In reading these passages from the Book of Samuel (originally one book in Hebrew) that are stories about David, it
is disconcerting at first to find that they don’t fit together (Dr. Walter Brueggemann says that about all of Scripture). Pieces seem to be missing. We want our childhood hero, who slayed Goliath with a slingshot, to be all of a piece. We don’t want to hear that Elhanan did it in 2 Samuel 21:19. We want to see some resemblance in David's old age to that magnificent impression that Michelangelo left us in Florence.

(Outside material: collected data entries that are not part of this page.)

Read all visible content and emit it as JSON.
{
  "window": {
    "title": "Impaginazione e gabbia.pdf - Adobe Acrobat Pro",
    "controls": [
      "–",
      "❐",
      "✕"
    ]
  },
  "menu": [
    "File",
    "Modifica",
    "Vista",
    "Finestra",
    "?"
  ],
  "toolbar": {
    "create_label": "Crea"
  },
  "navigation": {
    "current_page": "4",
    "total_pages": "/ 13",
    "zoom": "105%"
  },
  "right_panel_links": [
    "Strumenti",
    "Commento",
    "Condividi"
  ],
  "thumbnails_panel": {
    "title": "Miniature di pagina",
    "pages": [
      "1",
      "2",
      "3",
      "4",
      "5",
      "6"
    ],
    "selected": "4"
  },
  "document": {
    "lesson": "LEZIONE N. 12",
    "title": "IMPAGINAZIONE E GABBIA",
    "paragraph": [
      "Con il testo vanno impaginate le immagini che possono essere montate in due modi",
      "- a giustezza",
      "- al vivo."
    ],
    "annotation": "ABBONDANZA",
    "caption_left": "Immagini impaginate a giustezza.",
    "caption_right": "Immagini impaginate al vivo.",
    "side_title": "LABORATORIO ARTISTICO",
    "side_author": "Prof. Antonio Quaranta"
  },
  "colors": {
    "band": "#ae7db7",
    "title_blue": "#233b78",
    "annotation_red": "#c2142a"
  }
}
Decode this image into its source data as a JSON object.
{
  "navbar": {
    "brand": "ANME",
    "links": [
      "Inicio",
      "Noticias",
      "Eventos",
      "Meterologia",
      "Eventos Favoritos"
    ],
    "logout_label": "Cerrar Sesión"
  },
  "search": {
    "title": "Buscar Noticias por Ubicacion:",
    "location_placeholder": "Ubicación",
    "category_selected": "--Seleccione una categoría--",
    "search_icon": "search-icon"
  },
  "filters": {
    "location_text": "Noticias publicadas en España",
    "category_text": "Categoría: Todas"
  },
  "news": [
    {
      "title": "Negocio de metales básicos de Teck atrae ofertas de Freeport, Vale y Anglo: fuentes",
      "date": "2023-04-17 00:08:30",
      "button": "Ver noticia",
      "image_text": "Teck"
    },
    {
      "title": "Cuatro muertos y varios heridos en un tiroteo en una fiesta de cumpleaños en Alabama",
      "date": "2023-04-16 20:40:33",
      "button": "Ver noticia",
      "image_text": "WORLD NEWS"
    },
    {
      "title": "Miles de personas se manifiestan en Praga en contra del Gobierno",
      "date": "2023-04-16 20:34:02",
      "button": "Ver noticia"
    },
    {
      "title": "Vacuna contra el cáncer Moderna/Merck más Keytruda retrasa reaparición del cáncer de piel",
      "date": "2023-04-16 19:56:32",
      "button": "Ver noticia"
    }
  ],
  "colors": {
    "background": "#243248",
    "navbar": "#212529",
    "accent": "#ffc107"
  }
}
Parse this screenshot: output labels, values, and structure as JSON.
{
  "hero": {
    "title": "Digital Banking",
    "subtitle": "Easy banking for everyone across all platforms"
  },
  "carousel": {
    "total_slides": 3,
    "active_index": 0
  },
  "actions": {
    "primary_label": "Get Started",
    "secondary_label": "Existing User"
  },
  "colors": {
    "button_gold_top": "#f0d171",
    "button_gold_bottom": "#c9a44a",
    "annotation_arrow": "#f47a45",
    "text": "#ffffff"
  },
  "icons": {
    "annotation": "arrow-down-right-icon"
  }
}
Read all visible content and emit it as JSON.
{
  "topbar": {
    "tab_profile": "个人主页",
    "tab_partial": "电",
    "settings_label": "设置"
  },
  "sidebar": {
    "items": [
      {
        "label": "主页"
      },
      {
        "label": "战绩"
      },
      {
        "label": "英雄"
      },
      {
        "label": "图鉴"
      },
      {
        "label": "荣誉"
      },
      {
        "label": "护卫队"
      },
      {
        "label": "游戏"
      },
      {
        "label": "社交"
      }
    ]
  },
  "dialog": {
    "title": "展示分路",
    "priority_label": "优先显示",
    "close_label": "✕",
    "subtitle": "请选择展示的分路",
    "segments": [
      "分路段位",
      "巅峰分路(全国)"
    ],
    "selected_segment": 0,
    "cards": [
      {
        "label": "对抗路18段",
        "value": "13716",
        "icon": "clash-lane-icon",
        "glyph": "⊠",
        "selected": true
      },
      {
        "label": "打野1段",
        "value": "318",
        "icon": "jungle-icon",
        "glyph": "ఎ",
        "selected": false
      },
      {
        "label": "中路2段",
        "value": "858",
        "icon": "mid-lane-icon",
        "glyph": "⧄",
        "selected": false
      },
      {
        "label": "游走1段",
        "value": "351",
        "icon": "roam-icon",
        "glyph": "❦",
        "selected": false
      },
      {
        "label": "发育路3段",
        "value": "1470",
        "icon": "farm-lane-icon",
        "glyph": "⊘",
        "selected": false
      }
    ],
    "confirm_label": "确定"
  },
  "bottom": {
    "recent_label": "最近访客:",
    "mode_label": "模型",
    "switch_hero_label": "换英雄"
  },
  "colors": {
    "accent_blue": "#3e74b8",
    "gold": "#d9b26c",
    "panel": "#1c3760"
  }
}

But then, I guess there will be lots of different stories told at our funerals, too, and many of them will be suppressed out of respect for the surviving relatives. Some will be folklore and not true at all. Not many lives are all of a piece. Not many are free from shadows and wounds and dark places. We just had the ferocious example of Samson In the previous passages from Dr. Beal’s book. Are we shocked more by David’s sending Uriah the Hittite into the front lines to be killed so he can marry Bathsheba or by Samson’s slaughtering a thousand Philistine’s with a jawbone?
Some things CAN be explained. Too bad the deceased are not there to do so if the stories turn ugly. Saul has this wonderful relationship with David when he has him play the lyre during his terrifying bo uts of illness; but then he doesn’t seem to know who he is when he first goes out against the Philistines, and then Saul tries to kill David a short time later. All this can be explained, I guess, by Saul’s deteriorating mental condition, especially since the favor of God left him and God rejects him from being king over Israel.
What may be the preposterous truth in these passages is that God does not give up on his people. He works through imperfect people, through strangers and non-Israelites, through adulterers and murderers and unfaithful, angry, blasphemous people! The sins and weaknesses of a Samson, a Saul, and a David have serious consequences—despite attempts of repentance, fasting and prayer (David’s child that he conceived with Bathsheba, dies, as Nathan foretold). But God will not be thwarted. Solomon is born, and so, eventually, ages and ages in the future, is Jesus—from the line of David!
Some good will come of this creation!